Destaque da semana: violência contra LGBTs

25 de outubro de 2009
A homofobia não se traduz só em discriminação verbal. Pode levar a agressões e morte

A homofobia não se traduz só em discriminação verbal. Pode levar a agressões e morte

Essa semana, o Dolado nos trouxe uma informação muito interessante: em Londres, a New Scotland Yard está comemorando o aumento de 18,3% no número de registros de agressões homofóbicas em Londres. Sim, comemorando. Para a polícia londrina, o maior número de denúncias não aponta para um aumento na violência, e sim indica que a população LGBT está se sentindo mais segura para reportar crimes de ódio.

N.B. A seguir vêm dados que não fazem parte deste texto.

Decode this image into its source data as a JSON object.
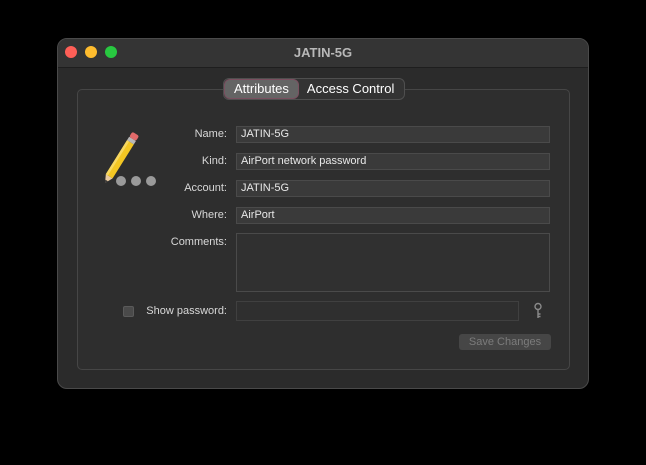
{
  "window": {
    "title": "JATIN-5G"
  },
  "tabs": [
    {
      "label": "Attributes",
      "active": true
    },
    {
      "label": "Access Control",
      "active": false
    }
  ],
  "form": {
    "name": {
      "label": "Name:",
      "value": "JATIN-5G"
    },
    "kind": {
      "label": "Kind:",
      "value": "AirPort network password"
    },
    "account": {
      "label": "Account:",
      "value": "JATIN-5G"
    },
    "where": {
      "label": "Where:",
      "value": "AirPort"
    },
    "comments": {
      "label": "Comments:",
      "value": ""
    },
    "show_password": {
      "label": "Show password:",
      "checked": false,
      "value": ""
    }
  },
  "buttons": {
    "save_label": "Save Changes"
  },
  "icons": {
    "app": "pencil-password-icon",
    "key": "key-icon"
  },
  "colors": {
    "close": "#fe5f57",
    "minimize": "#febc2e",
    "zoom": "#28c840"
  }
}
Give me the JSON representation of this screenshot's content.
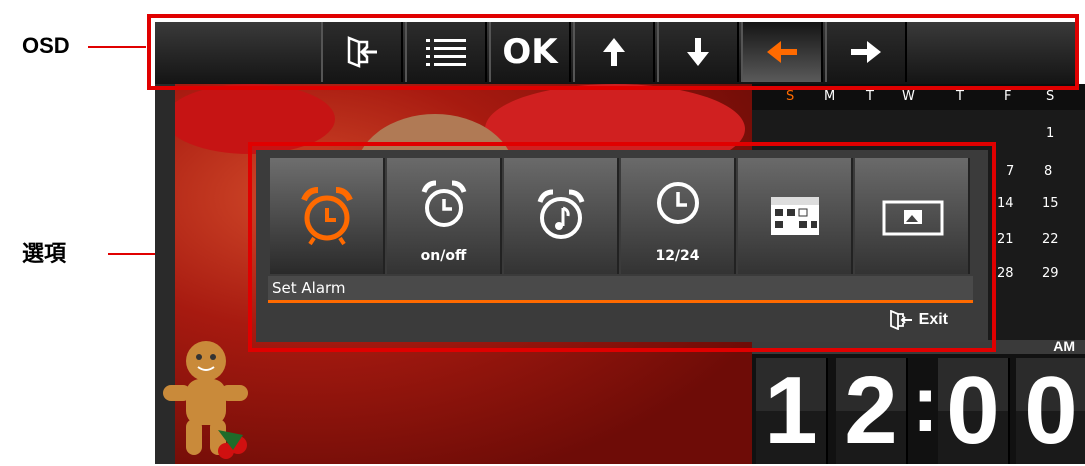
{
  "annotations": {
    "osd": "OSD",
    "options": "選項"
  },
  "osd": {
    "buttons": [
      {
        "name": "exit-icon",
        "glyph": "⇦"
      },
      {
        "name": "menu-list-icon",
        "glyph": "☰"
      },
      {
        "name": "ok",
        "label": "OK"
      },
      {
        "name": "arrow-up-icon",
        "glyph": "↑"
      },
      {
        "name": "arrow-down-icon",
        "glyph": "↓"
      },
      {
        "name": "arrow-left-icon",
        "glyph": "←",
        "active": true
      },
      {
        "name": "arrow-right-icon",
        "glyph": "→"
      }
    ],
    "ok_label": "OK"
  },
  "calendar": {
    "weekdays": [
      "S",
      "M",
      "T",
      "W",
      "T",
      "F",
      "S"
    ],
    "days": [
      "1",
      "7",
      "8",
      "14",
      "15",
      "21",
      "22",
      "28",
      "29"
    ],
    "period": "AM"
  },
  "clock": {
    "digits": [
      "1",
      "2",
      "0",
      "0"
    ],
    "separator": ":"
  },
  "options_menu": {
    "items": [
      {
        "name": "set-alarm",
        "sub": "",
        "active": true
      },
      {
        "name": "alarm-on-off",
        "sub": "on/off"
      },
      {
        "name": "alarm-sound",
        "sub": ""
      },
      {
        "name": "clock-format",
        "sub": "12/24"
      },
      {
        "name": "calendar",
        "sub": ""
      },
      {
        "name": "photo",
        "sub": ""
      }
    ],
    "selected_label": "Set Alarm",
    "exit_label": "Exit"
  },
  "colors": {
    "accent": "#ff6a00",
    "frame": "#e00000"
  }
}
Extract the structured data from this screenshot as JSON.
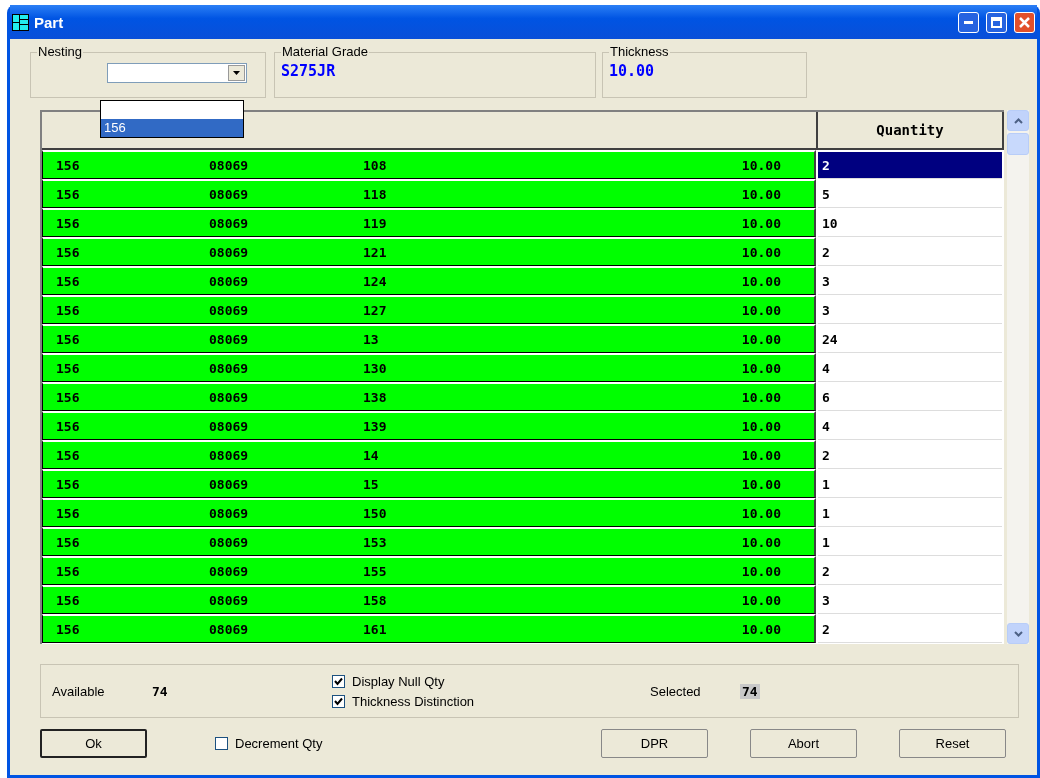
{
  "window": {
    "title": "Part"
  },
  "nesting": {
    "label": "Nesting",
    "options": [
      {
        "label": "156",
        "selected": true
      }
    ],
    "expanded": true
  },
  "material_grade": {
    "label": "Material Grade",
    "value": "S275JR"
  },
  "thickness": {
    "label": "Thickness",
    "value": "10.00"
  },
  "table": {
    "columns": [
      "",
      "",
      "",
      "",
      "Quantity"
    ],
    "rows": [
      {
        "cells": [
          "156",
          "08069",
          "108",
          "10.00",
          "2"
        ],
        "selected": true
      },
      {
        "cells": [
          "156",
          "08069",
          "118",
          "10.00",
          "5"
        ],
        "selected": false
      },
      {
        "cells": [
          "156",
          "08069",
          "119",
          "10.00",
          "10"
        ],
        "selected": false
      },
      {
        "cells": [
          "156",
          "08069",
          "121",
          "10.00",
          "2"
        ],
        "selected": false
      },
      {
        "cells": [
          "156",
          "08069",
          "124",
          "10.00",
          "3"
        ],
        "selected": false
      },
      {
        "cells": [
          "156",
          "08069",
          "127",
          "10.00",
          "3"
        ],
        "selected": false
      },
      {
        "cells": [
          "156",
          "08069",
          "13",
          "10.00",
          "24"
        ],
        "selected": false
      },
      {
        "cells": [
          "156",
          "08069",
          "130",
          "10.00",
          "4"
        ],
        "selected": false
      },
      {
        "cells": [
          "156",
          "08069",
          "138",
          "10.00",
          "6"
        ],
        "selected": false
      },
      {
        "cells": [
          "156",
          "08069",
          "139",
          "10.00",
          "4"
        ],
        "selected": false
      },
      {
        "cells": [
          "156",
          "08069",
          "14",
          "10.00",
          "2"
        ],
        "selected": false
      },
      {
        "cells": [
          "156",
          "08069",
          "15",
          "10.00",
          "1"
        ],
        "selected": false
      },
      {
        "cells": [
          "156",
          "08069",
          "150",
          "10.00",
          "1"
        ],
        "selected": false
      },
      {
        "cells": [
          "156",
          "08069",
          "153",
          "10.00",
          "1"
        ],
        "selected": false
      },
      {
        "cells": [
          "156",
          "08069",
          "155",
          "10.00",
          "2"
        ],
        "selected": false
      },
      {
        "cells": [
          "156",
          "08069",
          "158",
          "10.00",
          "3"
        ],
        "selected": false
      },
      {
        "cells": [
          "156",
          "08069",
          "161",
          "10.00",
          "2"
        ],
        "selected": false
      }
    ]
  },
  "summary": {
    "available_label": "Available",
    "available": "74",
    "selected_label": "Selected",
    "selected": "74",
    "checkboxes": [
      {
        "label": "Display Null Qty",
        "checked": true
      },
      {
        "label": "Thickness Distinction",
        "checked": true
      }
    ]
  },
  "decrement": {
    "label": "Decrement Qty",
    "checked": false
  },
  "buttons": [
    {
      "label": "Ok",
      "default": true
    },
    {
      "label": "DPR",
      "default": false
    },
    {
      "label": "Abort",
      "default": false
    },
    {
      "label": "Reset",
      "default": false
    }
  ]
}
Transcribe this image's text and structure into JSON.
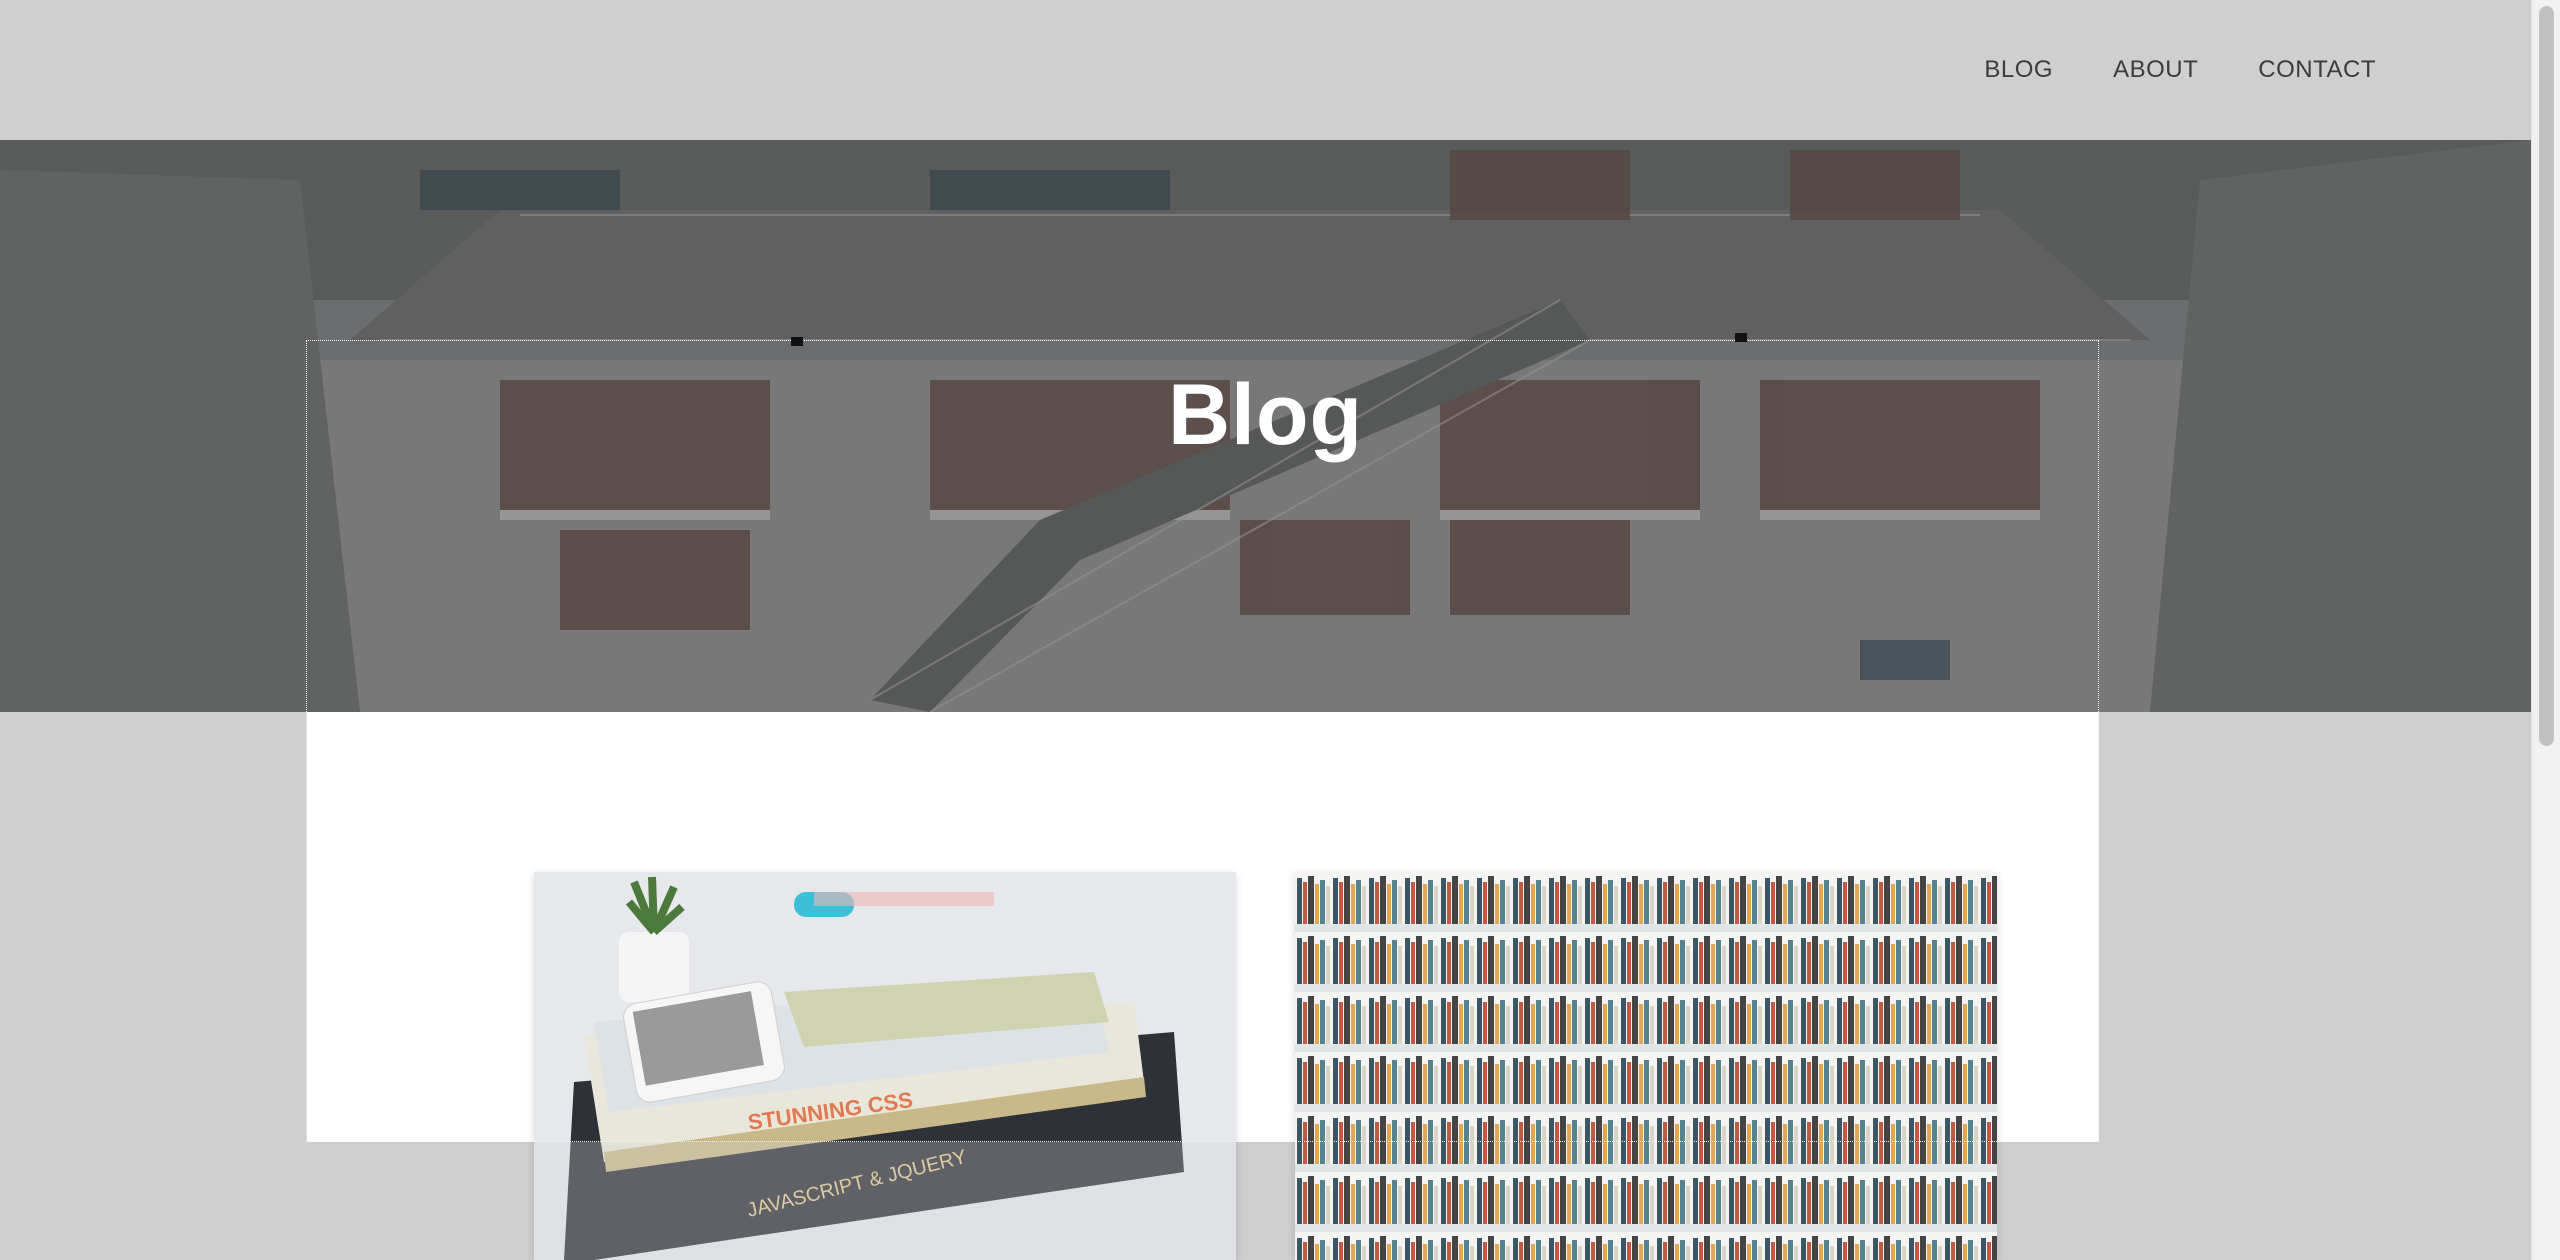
{
  "nav": {
    "items": [
      {
        "label": "BLOG"
      },
      {
        "label": "ABOUT"
      },
      {
        "label": "CONTACT"
      }
    ]
  },
  "hero": {
    "title": "Blog",
    "image": "library-atrium-photo"
  },
  "posts": [
    {
      "image": "css-books-and-phone-photo"
    },
    {
      "image": "bookshelf-photo"
    }
  ],
  "colors": {
    "background": "#cfcfcf",
    "nav_text": "#3c3c3c",
    "hero_title": "#ffffff",
    "panel": "#ffffff"
  }
}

De acordo com reportagem do jornal britânico The Guardian, a organização pelos direitos dos homossexuais Stonewall alega que ainda hoje os LGBTs não são levados a sério quando vão à delegacia. Eles defendem que a homofobia seja monitorada da mesma forma que o racismo. Um representante da polícia londrina concordou que as estatísticas ainda são tímidas frente aos números reais da violência motivada por orientação sexual, mas destacou o empenho do poder público no combate a todos os crimes de ódio: “Estamos trabalhando em parceria com as vítimas, com organizações LGBT e outros parceiros para garantir que vamos oferecer um serviço efetivo para vítimas e testemunhas, bem como punir os agressores”.

No Brasil, podemos citar como semelhante a situação da violência doméstica, que também contabiliza aumento nos registros. O número de agressões denunciadas aumentou 43% na comparação entre 2006 e 2007, e cresceu mais 32% no ano seguinte. Para isso, foi fundamental a promulgação de uma lei específica para coibir a violência contra a mulher, a Lei Maria da Penha, em 2006, e a criação de uma rede de serviços adequada para o atendimento das vítimas.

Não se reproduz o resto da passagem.